Observations from families with a clustering of cryptorchidism and the feature of cryptorchidism in genetic syndromes favor a genetic background. However, recent reports on increases in the prevalence of cryptorchidism point toward environmental factors in the etiology of cryptorchidism (12). A hormonal imbalance caused by lifestyle or environmental estrogenic and/or antiandrogenic substances has been suggested as causative agent. The few previous studies of familial aggregation have been based on interview data or self-reported questionnaires, which are prone to bias, and while the familial nature of these anomalies is well recognized (11, 13, 14), familial aggregation has been defined primarily from studies of first-degree relatives.

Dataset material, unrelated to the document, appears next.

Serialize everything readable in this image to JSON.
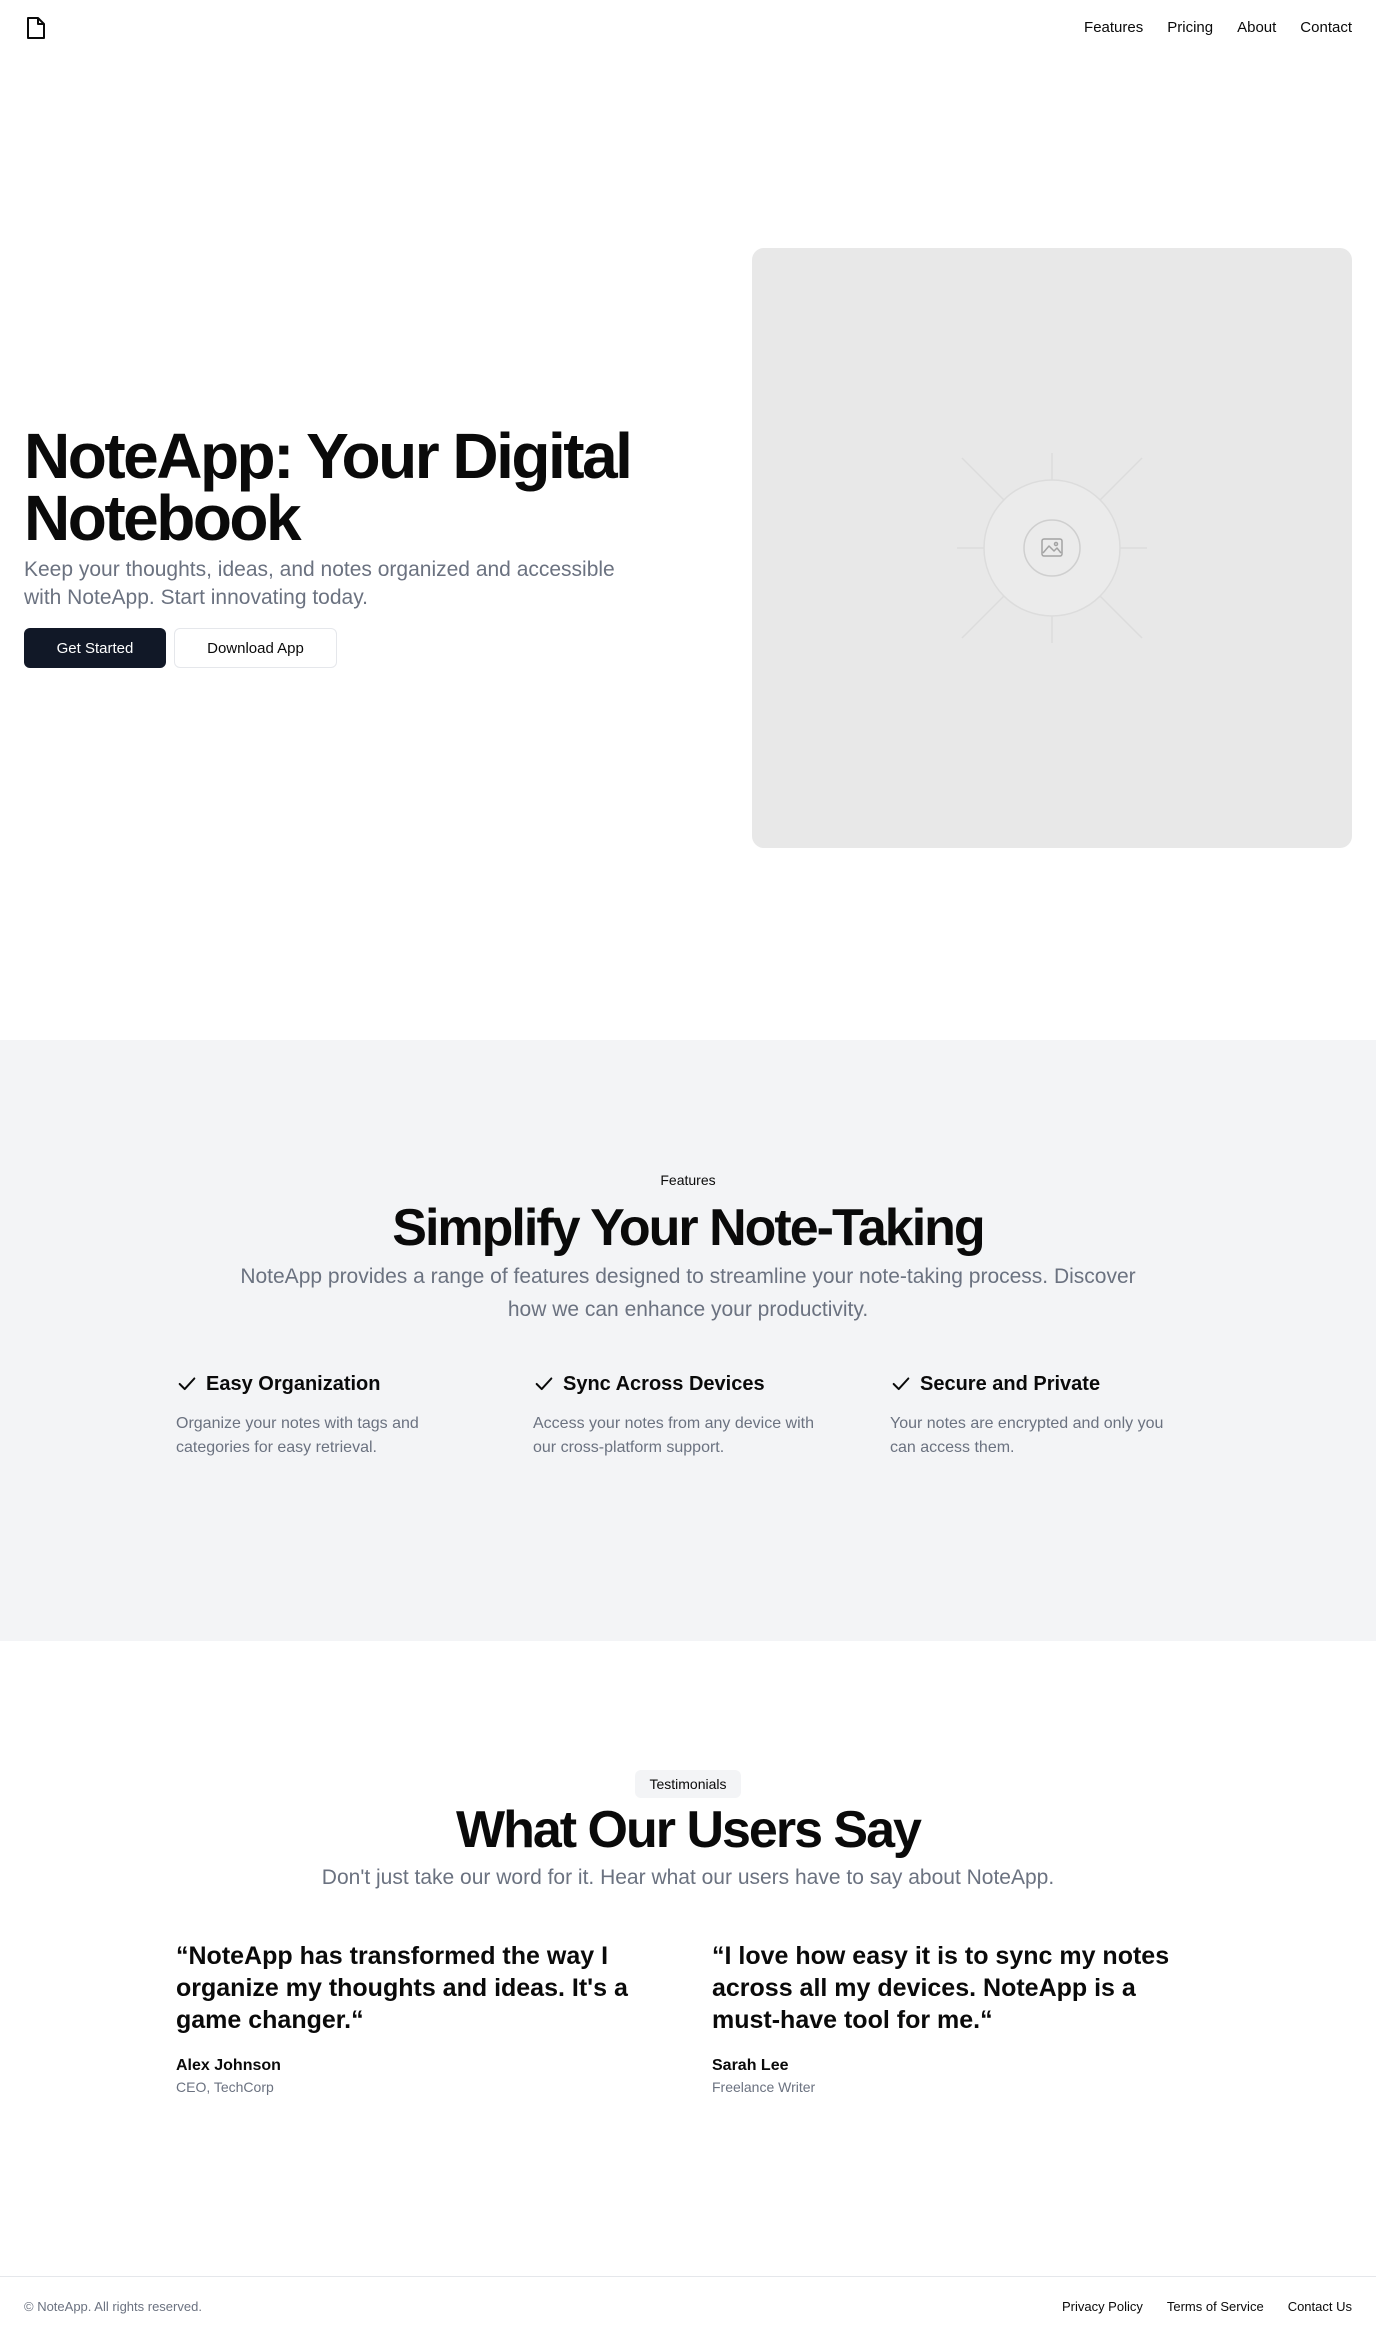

The primary aim of this study, based on the entire population of Denmark, was to describe the familial aggregation of cryptorchidism within same-sex twins and among first-, second-, and third-degree relatives. Furthermore, we wanted to evaluate the mode of inheritance according to the paternal and maternal contribution to the development of cryptorchidism.
| MATERIALS AND METHODS |
|---|
|
|
|---|
Study population
Familial aggregation of cryptorchidism in Denmark was analyzed in a cohort consisting of all boys born from 1977 to 2005. The boys included in the cohort were identified by a unique personal identification number in the Civil Registration System (15). Information from various sources, including Danish population-based registers, can be linked via the personal identification number. Since April 2, 1968, the Civil Registration System has assigned a personal identification number to all residents who live in Denmark. Furthermore, date and place of birth, sex, and continuously updated information on date of death and emigration are registered in the Civil Registration System.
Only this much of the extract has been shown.